Der Schüler Fabian T. erinnert sich, dass S. die Schüler im Unterricht stolz auf seine Hamburger Aktion aufmerksam gemacht habe. Auch habe der Lehrer eine koreanische Schülerin im Unterricht schon einmal als „Korea-Import“ tituliert.
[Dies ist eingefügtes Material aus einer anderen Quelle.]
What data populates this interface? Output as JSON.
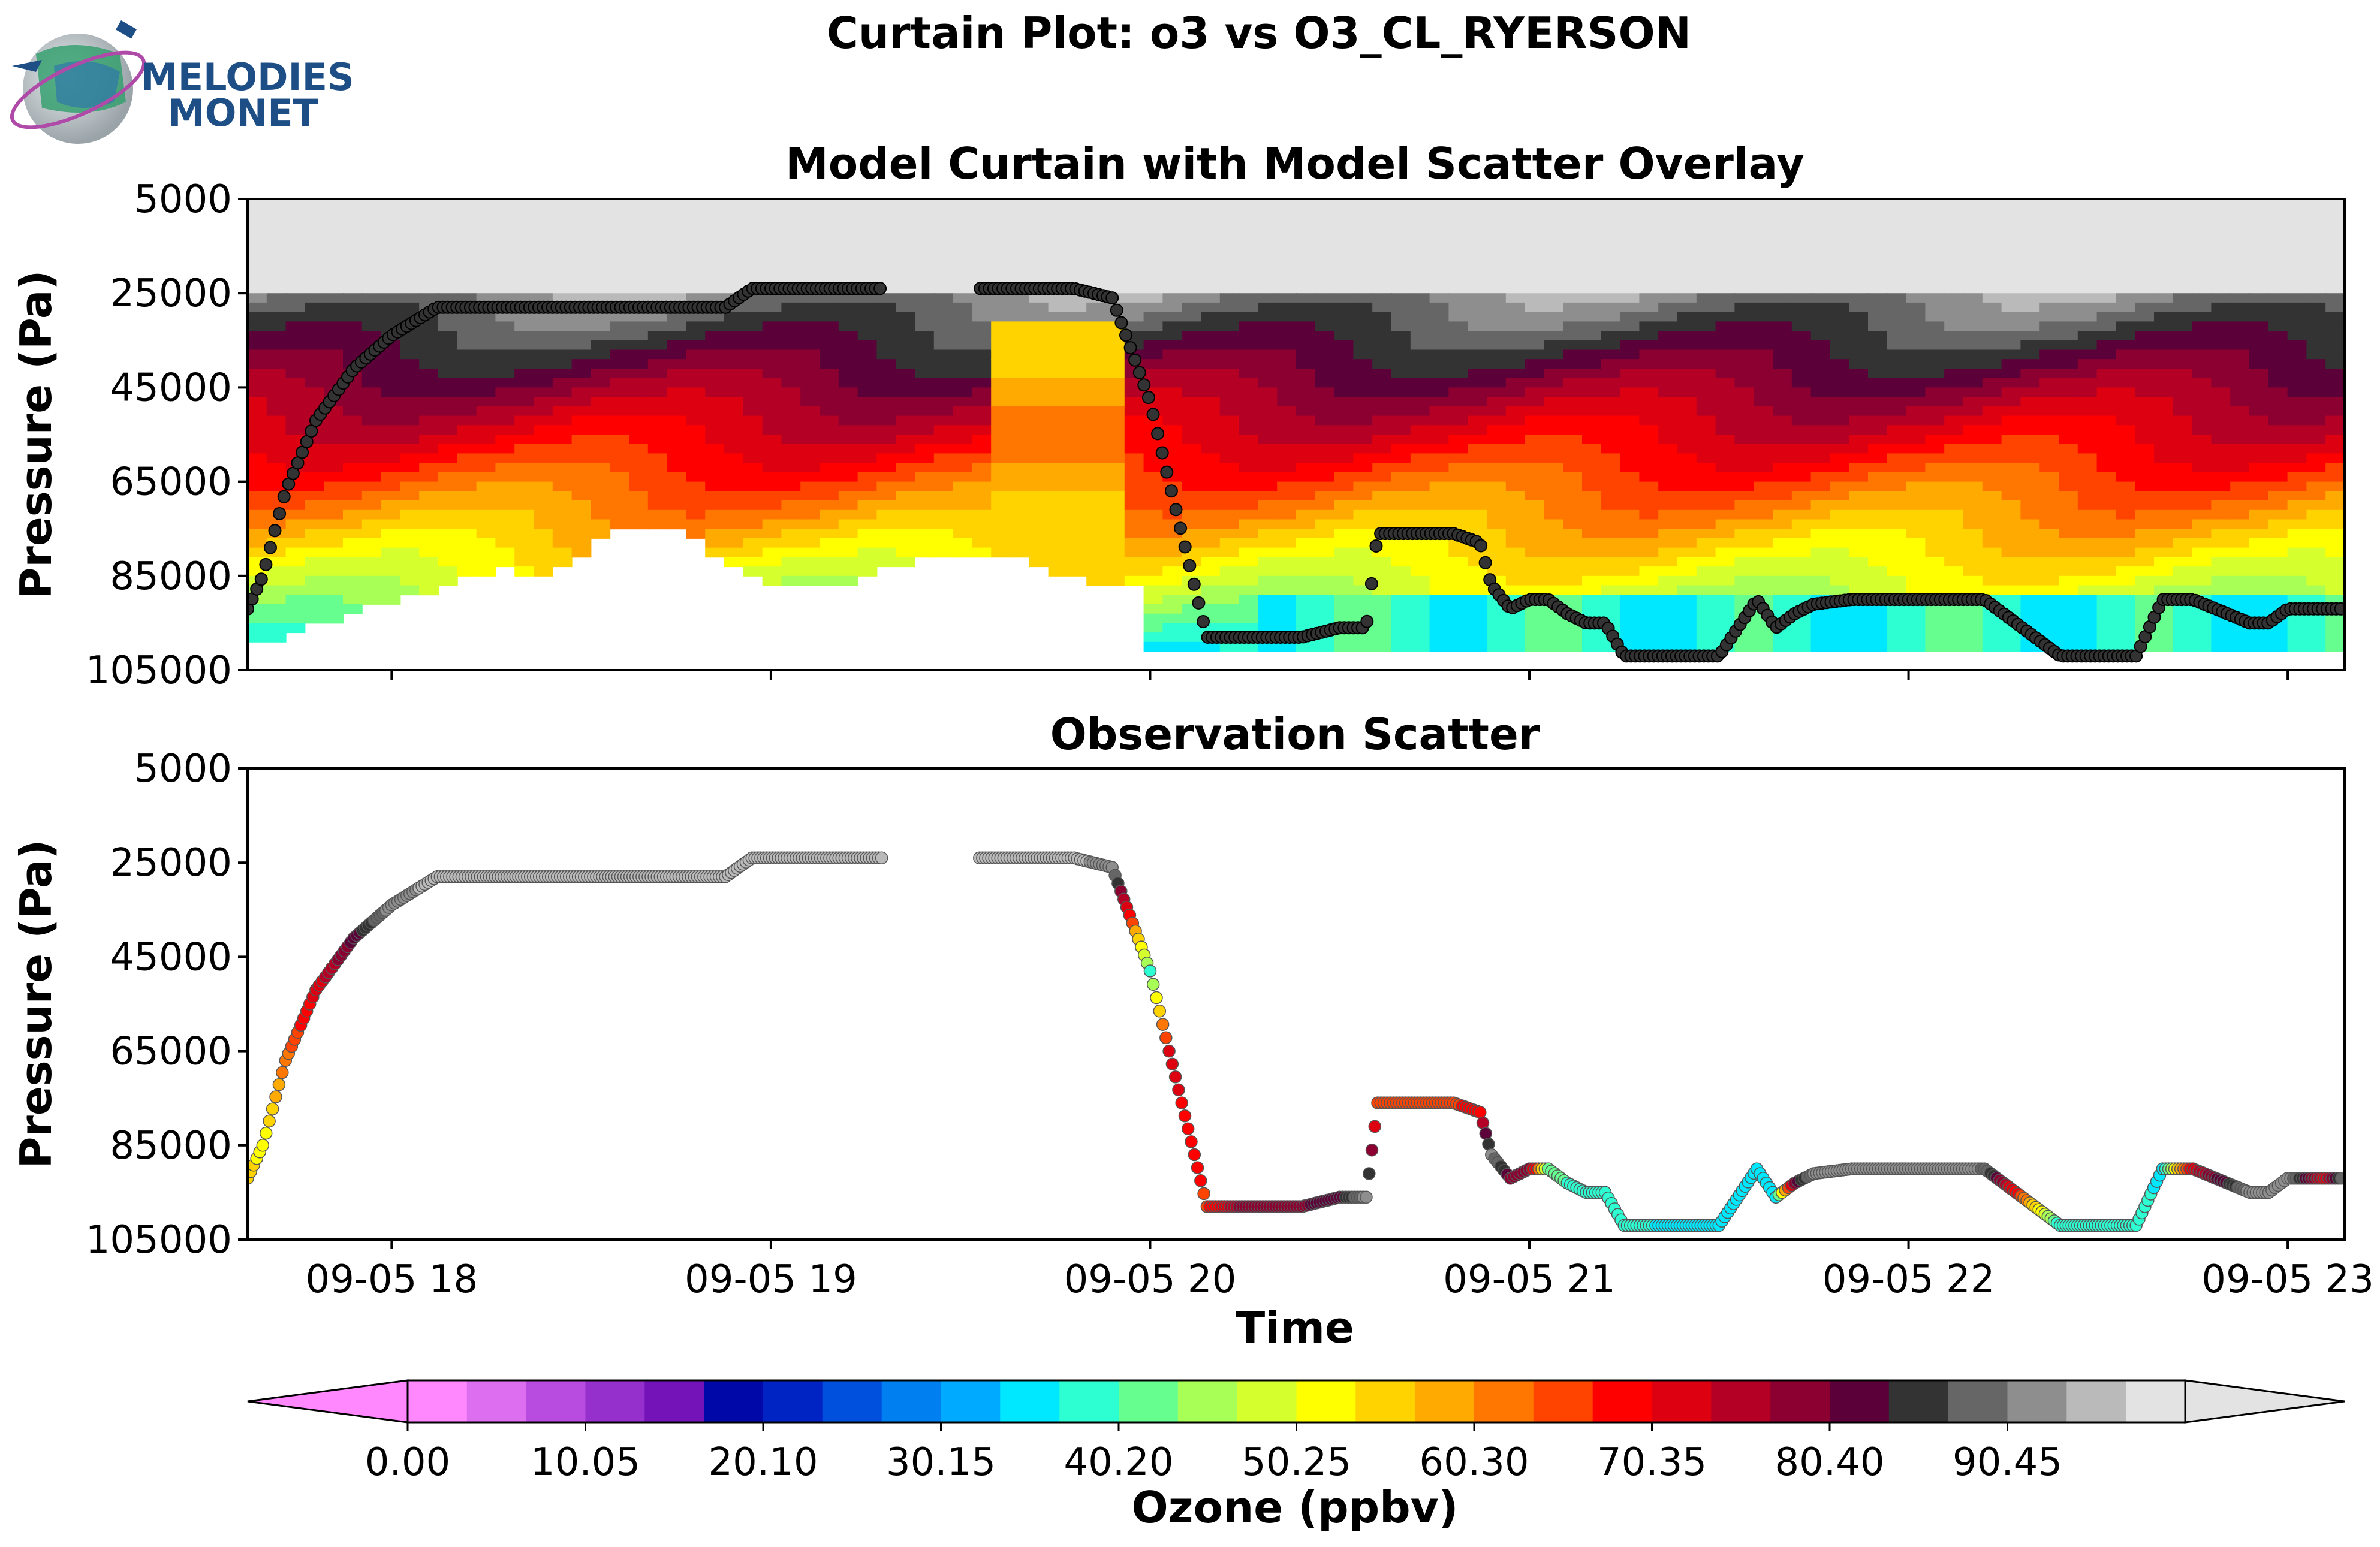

„Der Geschichtlehrer geht im Unterricht bewusst an den rechten Rand und vertritt ein Rechtsaußen-Bild gegen Ausländer“, erzählt der Schüler Fabian T. Dabei sei er aber schwer zu fassen, weil er oft bewusst zweideutige Formulierungen wähle. Auch anderen Schülern des Gymnasiums Steglitz ist der Geschichtslehrer wegen seiner Einstellung ein Begriff. „S. ist krass rechts“, meint die Abiturientin Petra von Krbek. Ob jeder der im Flugblatt erhobenen Vorwürfe im Detail zutreffe, könne sie nicht beurteilen. „Aber die Tendenz ist richtig.“

Ihr Mitschüler Moritz K. fürchtet: „Die Gefahr ist, dass die unteren Klassen nicht einschätzen können, wie sie von S. beeinflusst werden.“ Ein anderer Schüler hält die Vorwürfe dagegen für überzogen. S. sei lediglich „rechts und ein bisschen frauenfeindlich“ eingestellt.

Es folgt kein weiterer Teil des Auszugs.